Apparent Horizons of the grazing collision of two black holes with linear and angular momentum.

The Apparent Horizon is a `static equivalent' to the event horizon. It can be computed using an single time slice of some spacetime evolution. In contrast, the even horizon is defined as the surface, out of which nothing can escape. To determine this surface, the entire evolution of the spacetime has to be known. Only in the far future one can say that somewhere in the past there was an event horizon at a given time step.

The Apparent Horizon can however be computed at each time step independently of the former and later timesteps. Its relationship to the event horizon is that the Apparent Horizon is within the Event Horizon. In the case of a static spacetime, the Apparent Horizon and the Event Horizon are identical.

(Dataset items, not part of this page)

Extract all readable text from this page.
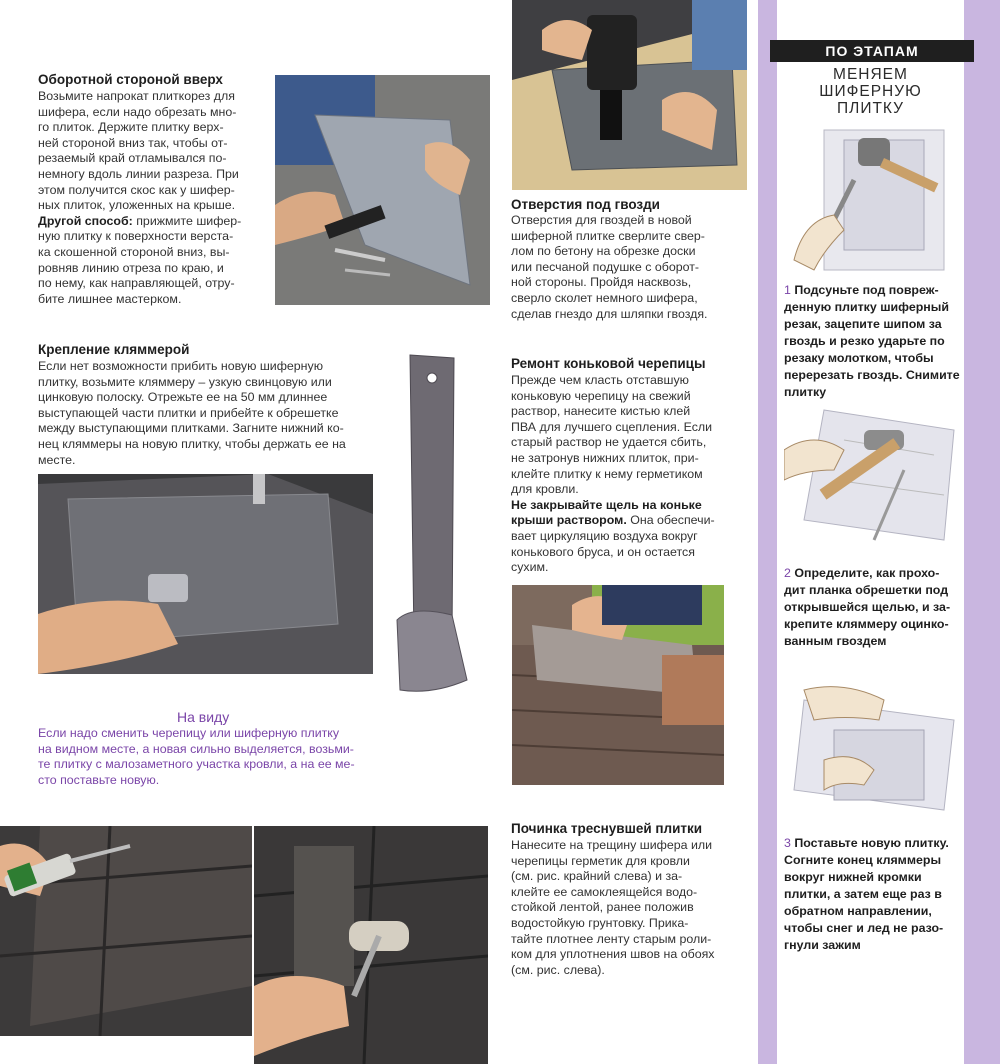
ПО ЭТАПАМ
МЕНЯЕМ
ШИФЕРНУЮ
ПЛИТКУ
1 Подсуньте под повреж-
денную плитку шиферный
резак, зацепите шипом за
гвоздь и резко ударьте по
резаку молотком, чтобы
перерезать гвоздь. Снимите
плитку
2 Определите, как прохо-
дит планка обрешетки под
открывшейся щелью, и за-
крепите кляммеру оцинко-
ванным гвоздем
3 Поставьте новую плитку.
Согните конец кляммеры
вокруг нижней кромки
плитки, а затем еще раз в
обратном направлении,
чтобы снег и лед не разо-
гнули зажим
Оборотной стороной вверх
Возьмите напрокат плиткорез для
шифера, если надо обрезать мно-
го плиток. Держите плитку верх-
ней стороной вниз так, чтобы от-
резаемый край отламывался по-
немногу вдоль линии разреза. При
этом получится скос как у шифер-
ных плиток, уложенных на крыше.
Другой способ: прижмите шифер-
ную плитку к поверхности верста-
ка скошенной стороной вниз, вы-
ровняв линию отреза по краю, и
по нему, как направляющей, отру-
бите лишнее мастерком.
Крепление кляммерой
Если нет возможности прибить новую шиферную
плитку, возьмите кляммеру – узкую свинцовую или
цинковую полоску. Отрежьте ее на 50 мм длиннее
выступающей части плитки и прибейте к обрешетке
между выступающими плитками. Загните нижний ко-
нец кляммеры на новую плитку, чтобы держать ее на
месте.
На виду
Если надо сменить черепицу или шиферную плитку
на видном месте, а новая сильно выделяется, возьми-
те плитку с малозаметного участка кровли, а на ее ме-
сто поставьте новую.
Отверстия под гвозди
Отверстия для гвоздей в новой
шиферной плитке сверлите свер-
лом по бетону на обрезке доски
или песчаной подушке с оборот-
ной стороны. Пройдя насквозь,
сверло сколет немного шифера,
сделав гнездо для шляпки гвоздя.
Ремонт коньковой черепицы
Прежде чем класть отставшую
коньковую черепицу на свежий
раствор, нанесите кистью клей
ПВА для лучшего сцепления. Если
старый раствор не удается сбить,
не затронув нижних плиток, при-
клейте плитку к нему герметиком
для кровли.
Не закрывайте щель на коньке
крыши раствором. Она обеспечи-
вает циркуляцию воздуха вокруг
конькового бруса, и он остается
сухим.
Починка треснувшей плитки
Нанесите на трещину шифера или
черепицы герметик для кровли
(см. рис. крайний слева) и за-
клейте ее самоклеящейся водо-
стойкой лентой, ранее положив
водостойкую грунтовку. Прика-
тайте плотнее ленту старым роли-
ком для уплотнения швов на обоях
(см. рис. слева).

The Movie shows the Apparent Horizons of the two initial Black Holes, which are essentially two spheres, whereby the colors indicate the gaussian curvature along the surfaces. Gaussian curvature of a surface is equal to 1/r2, where r is the local radius of curvature at the surface point. Of course, in general relativity the local radius has to be measured using metric distances, not coordinate distances. The movie shows the coordinate appearance of the Apparent Horizon, but the metric gaussian curvature. The gaussian curvature is normalized here to the area of the surface, such that a sphere would appear red independently of its size. Yellow stands for flat areas, blue to negative curvature (hyperbolic curvature, saddle-like surfaces) while green and finally rose represent highly positivly curved surface areas.

Due to its local definition, the Apparent Horizon is not a causal structure. Therefore it may jump into existence at specific times. This is the case with the colliding black holes, too. At T=10.36 the common Apparent Horizon of the two black holes jumps into existence (in truth, the Apparent Horizon was not computed at each evolution time step, so it might already have existed somewhat longer, but at least it is for sure that there was none at the beginning).

At first, the enveloping outer Apparent Horizon has some negative curvature at the equator areas. General Relativity predicts that any black hole must become a Schwarzschild or, in the case of rotation, a Kerr Black Hole (no-hair-theorem). So any perturbation of another kind of black hole must be radiated away and the distorted black hole must become a Kerr Black Hole after sufficient time. So does this newly generated black hole. The outer Apparent Horizon become more spherical (better: elliptic, to approach the Kerr-Black Hole appearance) during the evolution.

Through the transparently rendered surface of the Apparent Horizon one may still see the two inner parts of the Apparent Horizon, corresponding to the two initial black holes. The upper one tends to move forward into x-direction, indicating its linear momentum. Due to this linear momentum the newly created black hole which originates from this black hole merger, has an angular momentum around the y-axis (it becomes a Kerr Black Hole). When concentrating on the gaussian curvature structures along the outer apparent horizon surface, one can follow this kind of rotation of the structures in counter-clockwise rotation around the y-axis.